Authorities in Egypt have arrested Muslim Brotherhood leader Mohamed Badie at an apartment in Nasr City in Cairo’s northeast. Badie had already been charged with inciting the murder of protesters in June.
Confirmation of Badie’s arrest came through various international
wires which cited Egyptian state media. The news was later
followed by a post from the country’s interior ministry to its
Facebook page which included an image of Badie at the time of his
arrest, flanked by two men in black body armor sitting in a
"Carrying out the decisions of the public prosecutor to arrest and bring forward the 'general guide' of the Muslim Brotherhood, Mohamed Badie, and through collected information and observation of movements, it was possible for the criminal search apparatus under the direction of Cairo's security [services] to arrest him," the Facebook post said.
Badie, 70, was due to appear in court on August 25 - along with two of his deputies - to face charges involving an incident that occurred in the wake of former President Mohamed Morsi’s removal from office by the country’s military. The prosecutor’s office charged the Muslim Brotherhood leaders in July of inciting violence that resulted in the deaths of 55 members one week after Morsi’s ouster.

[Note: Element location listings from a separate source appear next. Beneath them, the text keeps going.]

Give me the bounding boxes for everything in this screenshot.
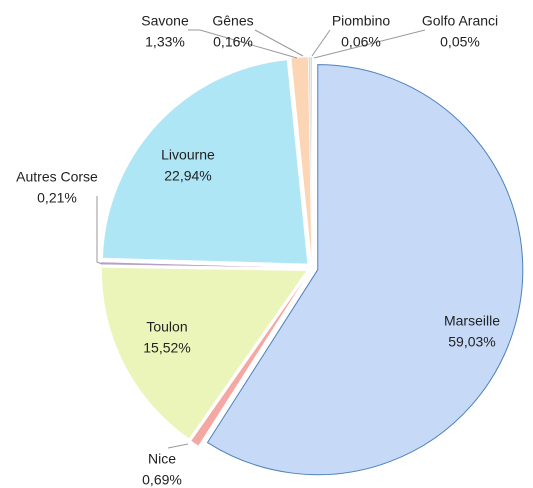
pie-slice xyxy=(101,267,308,439)
leader-line xyxy=(96,196,103,265)
pie-slice xyxy=(311,56,313,263)
slice-label: Golfo Aranci xyxy=(422,13,498,29)
pie-slice xyxy=(102,59,308,265)
slice-value-label: 0,21% xyxy=(37,190,77,206)
leader-line xyxy=(254,29,304,57)
slice-label: Autres Corse xyxy=(16,169,98,185)
slice-label: Livourne xyxy=(161,147,215,163)
leader-line xyxy=(313,29,426,59)
slice-value-label: 1,33% xyxy=(145,34,185,50)
slice-value-label: 0,69% xyxy=(142,472,182,488)
slice-value-label: 0,05% xyxy=(440,34,480,50)
slice-label: Gênes xyxy=(212,13,253,29)
slice-value-label: 59,03% xyxy=(448,334,495,350)
pie-slice xyxy=(206,64,524,476)
leader-line xyxy=(311,29,331,57)
pie-slice xyxy=(290,56,312,263)
slice-label: Nice xyxy=(148,451,176,467)
slice-label: Marseille xyxy=(444,313,500,329)
slice-value-label: 0,06% xyxy=(341,34,381,50)
slice-value-label: 15,52% xyxy=(143,340,190,356)
leader-line xyxy=(167,443,189,449)
slice-value-label: 22,94% xyxy=(164,168,211,184)
slice-label: Toulon xyxy=(146,319,187,335)
slice-label: Piombino xyxy=(332,13,391,29)
slice-value-label: 0,16% xyxy=(213,34,253,50)
pie-slice xyxy=(190,272,309,447)
slice-label: Savone xyxy=(141,13,189,29)
leader-line xyxy=(188,29,298,59)
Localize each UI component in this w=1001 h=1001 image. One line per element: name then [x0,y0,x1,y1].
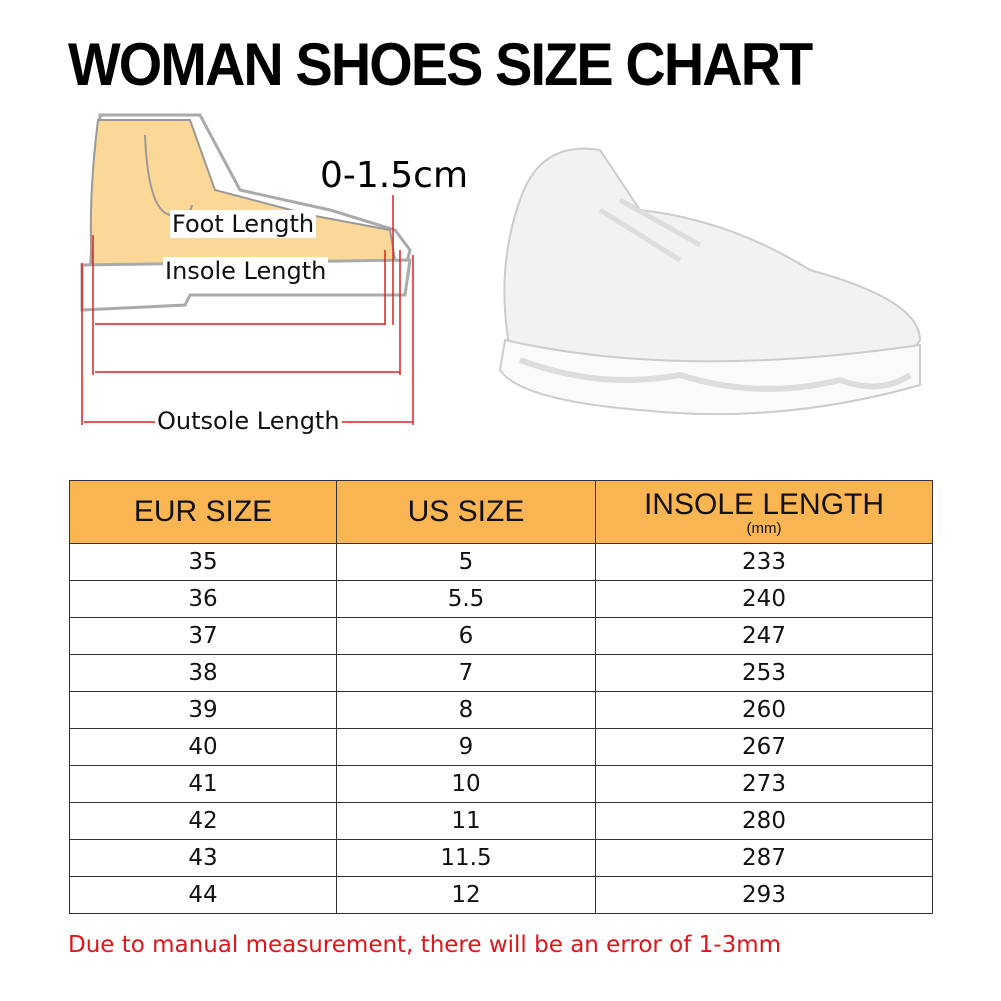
tolerance-label: 0-1.5cm [320,155,469,196]
cell-insole-length: 280 [595,802,933,840]
header-us-size: US SIZE [336,480,596,544]
size-table: EUR SIZE US SIZE INSOLE LENGTH (mm) 35 5 23… [69,480,933,914]
table-row: 40 9 267 [69,728,933,766]
table-row: 42 11 280 [69,802,933,840]
table-row: 36 5.5 240 [69,580,933,618]
foot-length-label: Foot Length [170,210,317,238]
measurement-note: Due to manual measurement, there will be… [68,932,782,958]
header-eur-size: EUR SIZE [69,480,337,544]
page-title: WOMAN SHOES SIZE CHART [68,31,813,98]
table-header-row: EUR SIZE US SIZE INSOLE LENGTH (mm) [69,480,933,544]
table-row: 38 7 253 [69,654,933,692]
white-sneaker-image [480,140,930,430]
header-insole-length-text: INSOLE LENGTH [643,488,885,521]
cell-us-size: 8 [336,691,596,729]
cell-eur-size: 43 [69,839,337,877]
cell-insole-length: 233 [595,543,933,581]
cell-insole-length: 287 [595,839,933,877]
cell-us-size: 10 [336,765,596,803]
cell-eur-size: 40 [69,728,337,766]
cell-us-size: 11 [336,802,596,840]
cell-eur-size: 38 [69,654,337,692]
table-row: 35 5 233 [69,543,933,581]
table-row: 41 10 273 [69,765,933,803]
cell-eur-size: 35 [69,543,337,581]
cell-eur-size: 39 [69,691,337,729]
cell-us-size: 5 [336,543,596,581]
foot-measurement-diagram: Foot Length Insole Length Outsole Length [0,100,480,440]
insole-length-label: Insole Length [163,257,329,285]
cell-eur-size: 42 [69,802,337,840]
cell-insole-length: 260 [595,691,933,729]
cell-insole-length: 253 [595,654,933,692]
cell-us-size: 9 [336,728,596,766]
cell-insole-length: 240 [595,580,933,618]
table-row: 44 12 293 [69,876,933,914]
cell-eur-size: 41 [69,765,337,803]
header-unit: (mm) [746,520,782,537]
cell-insole-length: 267 [595,728,933,766]
cell-insole-length: 293 [595,876,933,914]
outsole-length-label: Outsole Length [155,407,342,435]
table-row: 37 6 247 [69,617,933,655]
cell-us-size: 6 [336,617,596,655]
cell-eur-size: 44 [69,876,337,914]
table-row: 39 8 260 [69,691,933,729]
table-row: 43 11.5 287 [69,839,933,877]
cell-us-size: 5.5 [336,580,596,618]
cell-us-size: 11.5 [336,839,596,877]
cell-us-size: 12 [336,876,596,914]
cell-eur-size: 36 [69,580,337,618]
header-insole-length: INSOLE LENGTH (mm) [595,480,933,544]
cell-eur-size: 37 [69,617,337,655]
cell-us-size: 7 [336,654,596,692]
cell-insole-length: 247 [595,617,933,655]
cell-insole-length: 273 [595,765,933,803]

Security forces located and arrested Badie close to Rabaa al-Adawiya square, where Islamist supporters of deposed President Morsi had held a sit-in that was subjected to a bloody crackdown on Wednesday after refusing orders by the military to disperse.

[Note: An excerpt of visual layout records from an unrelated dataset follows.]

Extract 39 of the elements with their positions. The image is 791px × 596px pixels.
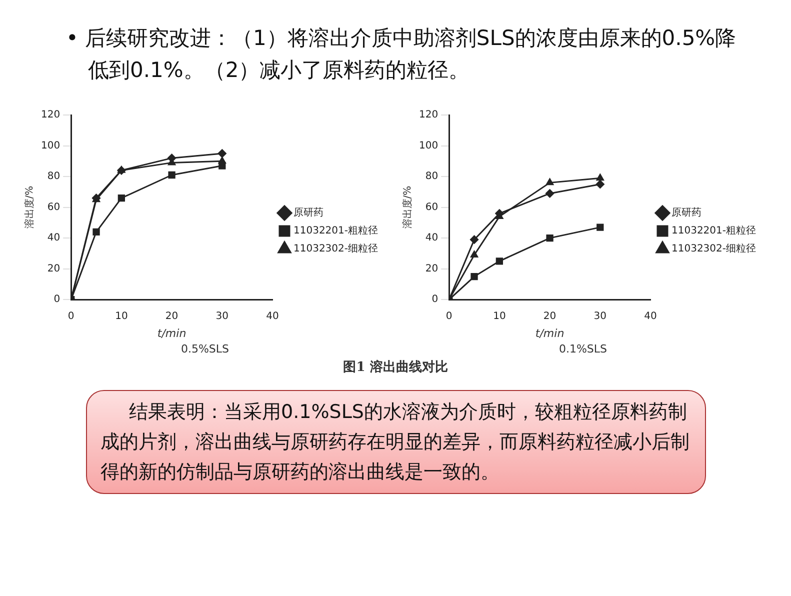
y-tick-label: 60: [424, 202, 438, 213]
y-tick-label: 100: [418, 140, 438, 152]
y-tick-label: 0: [431, 294, 438, 306]
y-tick-label: 80: [424, 171, 438, 182]
x-tick-label: 0: [445, 311, 452, 322]
text: 0.5%SLS: [180, 342, 229, 356]
legend-label: 11032302-细粒径: [670, 242, 756, 255]
text: 0.1%SLS: [558, 342, 607, 356]
y-tick-label: 40: [46, 232, 60, 244]
x-tick-label: 20: [542, 311, 556, 322]
caption: 图1 溶出曲线对比: [342, 358, 449, 376]
y-tick-label: 60: [46, 202, 60, 213]
x-tick-label: 0: [67, 311, 74, 322]
x-tick-label: 20: [164, 311, 178, 322]
y-tick-label: 20: [46, 263, 60, 274]
y-tick-label: 40: [424, 232, 438, 244]
x-tick-label: 40: [644, 311, 656, 322]
y-tick-label: 20: [424, 263, 438, 274]
legend-label: 11032201-粗粒径: [670, 226, 756, 237]
y-tick-label: 100: [40, 140, 60, 152]
y-tick-label: 80: [46, 171, 60, 182]
x-tick-label: 40: [266, 311, 278, 322]
x-tick-label: 10: [492, 311, 506, 322]
y-tick-label: 120: [418, 110, 438, 121]
x-tick-label: 30: [593, 311, 606, 322]
legend-label: 原研药: [670, 206, 701, 219]
y-tick-label: 0: [53, 294, 60, 306]
y-axis-title: 溶出度/%: [23, 186, 36, 229]
legend-label: 11032201-粗粒径: [292, 226, 378, 237]
x-tick-label: 30: [215, 311, 228, 322]
text: • 后续研究改进：（1）将溶出介质中助溶剂SLS的浓度由原来的0.5%降低到0.1%。（2）减小了原料药的粒径。: [65, 25, 738, 84]
legend-label: 11032302-细粒径: [292, 242, 378, 255]
text: 结果表明：当采用0.1%SLS的水溶液为介质时，较粗粒径原料药制成的片剂，溶出曲线与原研药存在明显的差异，而原料药粒径减小后制得的新的仿制品与原研药的溶出曲线是一致的。: [86, 390, 706, 494]
x-tick-label: 10: [114, 311, 128, 322]
x-axis-title: t/min: [534, 327, 564, 340]
y-axis-title: 溶出度/%: [401, 186, 414, 229]
legend-label: 原研药: [292, 206, 323, 219]
y-tick-label: 120: [40, 110, 60, 121]
x-axis-title: t/min: [156, 327, 186, 340]
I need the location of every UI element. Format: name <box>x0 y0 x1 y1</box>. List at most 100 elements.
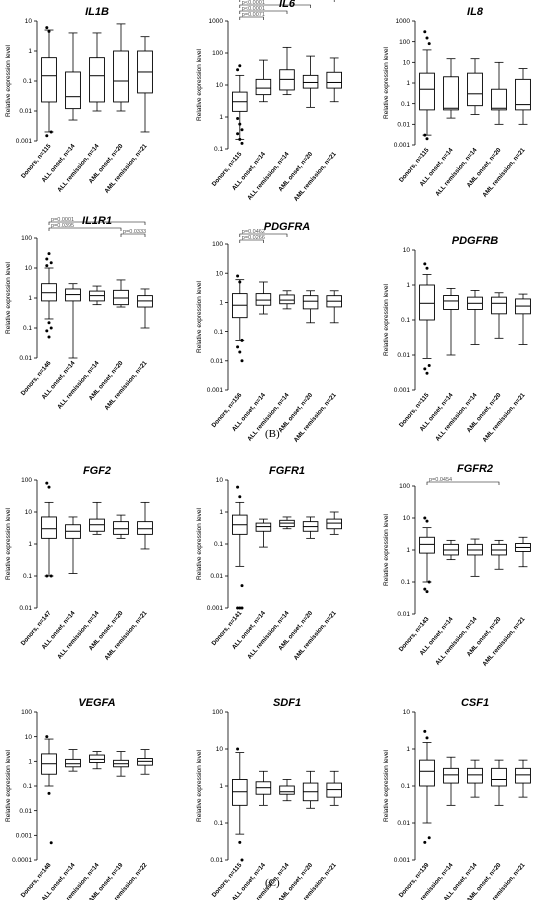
outlier-point <box>425 590 429 594</box>
y-axis-label: Relative expression level <box>383 47 390 119</box>
p-value-label: p=0.0266 <box>242 235 265 241</box>
chart-panel-pdgfrb: PDGFRB 0.001 0.01 0.1 1 10 Relative expression… <box>383 235 531 444</box>
p-value-label: p=0.0071 <box>242 12 265 18</box>
outlier-point <box>47 791 51 795</box>
chart-title: VEGFA <box>78 697 115 709</box>
iqr-box <box>113 289 129 306</box>
box-3 <box>491 61 507 125</box>
outlier-point <box>45 574 49 578</box>
y-tick-label: 0.1 <box>401 579 410 586</box>
y-tick-label: 0.01 <box>19 808 32 815</box>
y-tick-label: 10 <box>25 265 33 272</box>
y-tick-label: 0.1 <box>23 325 32 332</box>
box-3 <box>491 759 507 806</box>
outlier-point <box>423 133 427 137</box>
outlier-point <box>240 584 244 588</box>
y-axis-label: Relative expression level <box>196 281 203 353</box>
outlier-point <box>427 836 431 840</box>
p-value-label: p<0.0001 <box>242 0 265 6</box>
iqr-box <box>255 78 272 96</box>
chart-title: PDGFRB <box>452 235 499 247</box>
y-tick-label: 0.1 <box>214 820 223 827</box>
box-4 <box>326 770 342 806</box>
p-value-label: p=0.0454 <box>429 477 452 483</box>
outlier-point <box>45 264 49 268</box>
y-tick-label: 10 <box>216 270 224 277</box>
y-tick-label: 0.0001 <box>12 857 32 864</box>
y-tick-label: 0.01 <box>19 605 32 612</box>
iqr-box <box>41 57 57 103</box>
box-2 <box>467 58 483 115</box>
box-2 <box>467 759 483 798</box>
outlier-point <box>236 345 240 349</box>
y-tick-label: 1 <box>406 547 410 554</box>
y-tick-label: 0.001 <box>16 138 33 145</box>
outlier-point <box>238 64 242 68</box>
outlier-point <box>238 840 242 844</box>
y-tick-label: 1 <box>219 783 223 790</box>
y-axis-label: Relative expression level <box>5 45 12 117</box>
x-category-label: ALL remission, n=14 <box>434 391 479 442</box>
x-category-label: ALL remission, n=14 <box>246 609 291 660</box>
box-3 <box>113 23 129 112</box>
box-3 <box>113 751 129 777</box>
iqr-box <box>137 758 153 766</box>
outlier-point <box>423 587 427 591</box>
outlier-point <box>45 481 49 485</box>
chart-panel-il8: IL8 0.001 0.01 0.1 1 10 100 1000 Relative expres… <box>383 6 531 199</box>
y-tick-label: 1 <box>406 282 410 289</box>
box-1 <box>443 756 459 806</box>
p-value-label: p<0.0001 <box>242 6 265 12</box>
x-category-label: AML remission, n=21 <box>103 142 149 194</box>
outlier-point <box>238 606 242 610</box>
outlier-point <box>240 128 244 132</box>
outlier-point <box>49 130 53 134</box>
x-category-label: AML remission, n=21 <box>481 146 527 198</box>
box-2 <box>279 46 295 96</box>
iqr-box <box>491 296 507 315</box>
y-tick-label: 0.1 <box>23 573 32 580</box>
chart-panel-fgfr2: FGFR2 0.01 0.1 1 10 100 Relative expression le… <box>383 463 531 668</box>
y-tick-label: 0.1 <box>401 783 410 790</box>
x-category-label: AML remission, n=21 <box>481 391 527 443</box>
y-tick-label: 0.1 <box>214 146 223 153</box>
iqr-box <box>443 76 459 111</box>
box-1 <box>443 539 459 561</box>
box-0 <box>419 729 435 844</box>
box-2 <box>279 779 295 802</box>
y-axis-label: Relative expression level <box>5 262 12 334</box>
x-category-label: AML remission, n=21 <box>293 609 339 661</box>
x-category-label: AML remission, n=21 <box>103 359 149 411</box>
y-tick-label: 0.1 <box>401 317 410 324</box>
y-tick-label: 0.001 <box>394 857 411 864</box>
y-axis-label: Relative expression level <box>383 750 390 822</box>
iqr-box <box>515 78 531 111</box>
y-axis-label: Relative expression level <box>383 514 390 586</box>
y-tick-label: 10 <box>25 18 33 25</box>
y-tick-label: 0.01 <box>397 122 410 129</box>
box-2 <box>467 290 483 345</box>
outlier-point <box>240 359 244 363</box>
significance-bracket: p=0.0071 <box>239 12 265 20</box>
outlier-point <box>236 606 240 610</box>
outlier-point <box>423 262 427 266</box>
outlier-point <box>238 122 242 126</box>
box-4 <box>326 511 342 535</box>
y-tick-label: 1000 <box>396 18 411 25</box>
outlier-point <box>49 261 53 265</box>
iqr-box <box>255 293 272 306</box>
y-tick-label: 0.01 <box>397 611 410 618</box>
y-tick-label: 10 <box>216 746 224 753</box>
outlier-point <box>47 29 51 33</box>
iqr-box <box>326 782 342 798</box>
bracket-line <box>239 0 335 2</box>
iqr-box <box>137 521 153 535</box>
box-4 <box>515 68 531 125</box>
outlier-point <box>240 141 244 145</box>
box-3 <box>302 770 319 809</box>
bracket-line <box>239 10 288 14</box>
box-1 <box>443 287 459 356</box>
iqr-box <box>326 71 342 89</box>
chart-panel-fgfr1: FGFR1 0.001 0.01 0.1 1 10 Relative expression … <box>196 465 342 662</box>
y-tick-label: 10 <box>403 60 411 67</box>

Badie remained defiant despite the removal of the Muslim Brotherhood from power. In July, the party leader described the president’s overthrow as an act that was worse than destroying one of Islam’s holiest shrines, the Kaaba.
“I swear by God that what [Gen. Abdel-Fattah] al-Sissi did in Egypt is more criminal than if he had carried an axe and demolished the holy Kaaba, stone by stone,” Badie said.

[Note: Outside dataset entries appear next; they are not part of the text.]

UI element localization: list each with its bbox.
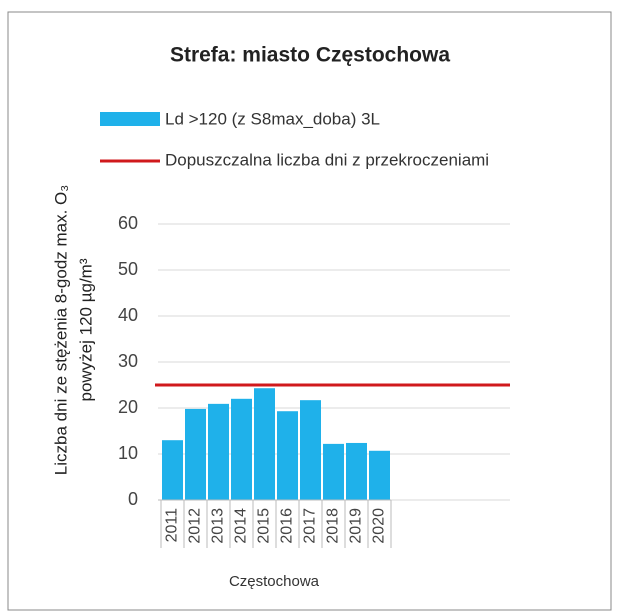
y-tick-label: 60 [118,213,138,233]
x-tick-group: 2018 [325,508,342,544]
chart-border [7,11,612,611]
x-tick-label: 2017 [302,508,319,544]
x-tick-label: 2011 [164,508,181,543]
y-tick-label: 30 [118,351,138,371]
chart-title: Strefa: miasto Częstochowa [170,44,450,67]
bar [208,403,229,500]
x-tick-group: 2012 [187,508,204,544]
x-tick-label: 2012 [187,508,204,544]
y-tick-label: 20 [118,397,138,417]
x-tick-label: 2015 [256,508,273,544]
bar [346,442,367,500]
y-tick-label: 40 [118,305,138,325]
bar [300,400,321,500]
x-tick-group: 2011 [164,508,181,543]
bar [185,408,206,500]
legend-label: Ld >120 (z S8max_doba) 3L [165,109,380,128]
x-tick-label: 2016 [279,508,296,544]
x-tick-label: 2013 [210,508,227,544]
bar [277,411,298,500]
y-axis-label: Liczba dni ze stężenia 8-godz max. O₃ [51,185,70,475]
x-axis-label: Częstochowa [229,573,320,590]
y-tick-label: 0 [128,489,138,509]
x-tick-group: 2020 [371,508,388,544]
x-tick-group: 2017 [302,508,319,544]
x-tick-label: 2019 [348,508,365,544]
bar [231,398,252,500]
bar [369,450,390,500]
y-axis-label-2: powyżej 120 µg/m³ [76,258,95,401]
bar [254,388,275,500]
y-tick-label: 10 [118,443,138,463]
x-tick-group: 2014 [233,508,250,544]
x-tick-group: 2016 [279,508,296,544]
x-tick-label: 2018 [325,508,342,544]
y-tick-label: 50 [118,259,138,279]
y-axis-label: powyżej 120 µg/m³ [76,258,95,401]
y-axis-label-1: Liczba dni ze stężenia 8-godz max. O₃ [51,185,70,475]
x-tick-group: 2013 [210,508,227,544]
bar [323,443,344,500]
legend-label: Dopuszczalna liczba dni z przekroczeniam… [165,150,489,169]
x-tick-group: 2019 [348,508,365,544]
legend-swatch [100,112,160,126]
x-tick-label: 2020 [371,508,388,544]
x-tick-group: 2015 [256,508,273,544]
bar [162,440,183,500]
x-tick-label: 2014 [233,508,250,544]
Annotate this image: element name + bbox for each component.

Last weekend saw the dramatic storming of a mosque in Cairo’s Ramses Square, which had also doubled as a field hospital for pro-Morsi protesters. Badie’s son, Ammar Badie, was shot and killed during protests near the mosque on Friday.
Meanwhile, Egyptian Prime Minister Hazem el-Beblawi has indicated that legal dissolution of the Muslim Brotherhood is possible.
“It is being studied currently,” said government spokesman Sherif Shawky on Saturday, according to AP.